Michela, mamma di un adolescente con necessità di sostegno nello studio, racconta le difficoltà quotidiane nel rapportarsi con un sistema scolastico vecchio e standardizzato, non solo in epoca di pandemia. “La DAD? Un fallimento per tutti. Gli adolescenti debbono tornare a scuola in presenza o il disinteresse per lo studio dilagherà. E li perderemo”.
“Come mamma e come famiglia abbiamo sempre dovuto combattere i luoghi comuni legati alla fragilità di mio figlio. A scuola e non solo. Purtroppo, anche confrontandosi con altri genitori, emerge come ogni volta bisogna lottare per ottenere quello che dovrebbe essere un diritto acquisito”. Michela è una mamma di Civitanova Marche. Suo figlio più piccolo frequenta il secondo anno in un Istituto Tecnico del nostro territorio. Un ragazzo “fragile”, come lo definisce lei, che, soprattutto negli ultimi mesi, ha dovuto affrontare tantissime difficoltà. “Ho lasciato il mio lavoro per aiutarlo con lo studio. La didattica a distanza lo ha fatto sentire sin da subito in uno stato di completo abbandono. La sua insegnante di sostegno non prendeva parte “visivamente” alle lezioni quotidiane on line perché sprovvista, a suo dire, di una webcam funzionante. Così a mio figlio è venuta meno quell’attività di spiegazione e semplificazione fondamentale per acquisire nozioni. Ho fatto presente questo suo disagio agli insegnanti. Uno di loro mi ha risposto che potevo fargli dire “presente” all’appello e poi farlo tornare a dormire. Ho mollato tutto e mi sono messa accanto a lui. Ho studiato cose che esulano completamente dal mio titolo di studio, per aiutarlo nell’organizzazione dei contenuti. Con mia figlia, che frequenta l’università, e mio marito abbiamo fatto gioco di squadra. L’ambizione di mio figlio e il suo desiderio di ottenere buoni risultati hanno fatto il resto. Poi il 4 maggio ho deciso di riprendere il mio lavoro. Assisto una bambina disabile e il non percepire lo stipendio per due mesi è stato davvero pesante sul piano economico. Per non abbandonare mio figlio però abbiamo deciso di utilizzare una telecamera, posizionandola davanti al pc. Così riprendevamo le lezioni, che poi io mi rivedevo la sera, semplificando e spiegando. Alcuni insegnanti si sono dimostrati più sensibili di altri e mi hanno aiutato, dicendomi cosa era meglio fare. Devo ringraziare anche il comitato Priorità alla scuola, sorto spontaneamente qui a Civitanova. Ci è stato di grande aiuto. Come famiglia ci siamo sentiti meno soli.

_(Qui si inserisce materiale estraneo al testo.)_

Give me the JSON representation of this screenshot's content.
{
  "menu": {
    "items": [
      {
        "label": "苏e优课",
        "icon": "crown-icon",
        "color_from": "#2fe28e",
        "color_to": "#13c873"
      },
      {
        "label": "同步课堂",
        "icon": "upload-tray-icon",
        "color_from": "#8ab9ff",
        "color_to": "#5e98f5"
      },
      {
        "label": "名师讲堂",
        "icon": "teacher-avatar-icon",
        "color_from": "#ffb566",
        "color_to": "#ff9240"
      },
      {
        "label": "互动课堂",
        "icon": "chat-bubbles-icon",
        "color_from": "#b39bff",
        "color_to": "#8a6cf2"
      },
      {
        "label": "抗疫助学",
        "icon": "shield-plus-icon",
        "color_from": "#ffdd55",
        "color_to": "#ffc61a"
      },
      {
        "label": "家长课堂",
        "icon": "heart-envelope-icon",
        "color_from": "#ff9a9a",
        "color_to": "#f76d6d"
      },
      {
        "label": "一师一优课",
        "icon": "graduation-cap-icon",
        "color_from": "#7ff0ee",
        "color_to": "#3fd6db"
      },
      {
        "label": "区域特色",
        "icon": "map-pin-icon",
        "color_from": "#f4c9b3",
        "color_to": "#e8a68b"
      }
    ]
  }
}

Alla fine mio figlio è stato promosso con la media del 8.78”. Una situazione difficile, non certo rosea già prima della pandemia: “La scuola non si rinnova, non va avanti, standardizza. I ragazzini che hanno necessità di un sostegno vengono considerati tutti uguali. E con tutti viene applicato lo stesso metodo. Non è così che dovrebbe funzionare. Noi genitori quando ci preoccupiamo e gridiamo a nome dei nostri figli veniamo considerati “ansiosi”. Non siamo ansiosi. Siamo semplicemente presenti”. E da genitore che ha preso parte quotidianamente alle lezioni on line, la critica di Michela verso la DAD è durissima: “Ho scritto anche una lettera al dirigente. Credo che dopo questa esperienza, la percentuale di abbandono scolastico nei nostri istituti superiori subirà una crescita inevitabile. Sono tanti i ragazzi che hanno “lasciato andare” la scuola con il lockdown. Per i più piccoli, i genitori hanno fatto da sentinelle. Ma gli adolescenti, nella quasi totalità dei casi, hanno gestito da soli la didattica on line. E in molti hanno mollato. Per questo è importante, anche per i più grandi, un ritorno in presenza. Perché se il disinteresse per la scuola dovesse prendere il sopravvento, recuperare questi ragazzi sarà difficilissimo. L’età dell’adolescenza è già di per sé molto critica. La frequentazione dell’ambiente scolastico è fondamentale. La DAD non è scuola. Sarò pronta a tutto per far tornare mio figlio, i nostri figli, a scuola in presenza. Anche perché l’alternativa sarà perderli senza possibilità di ritorno”.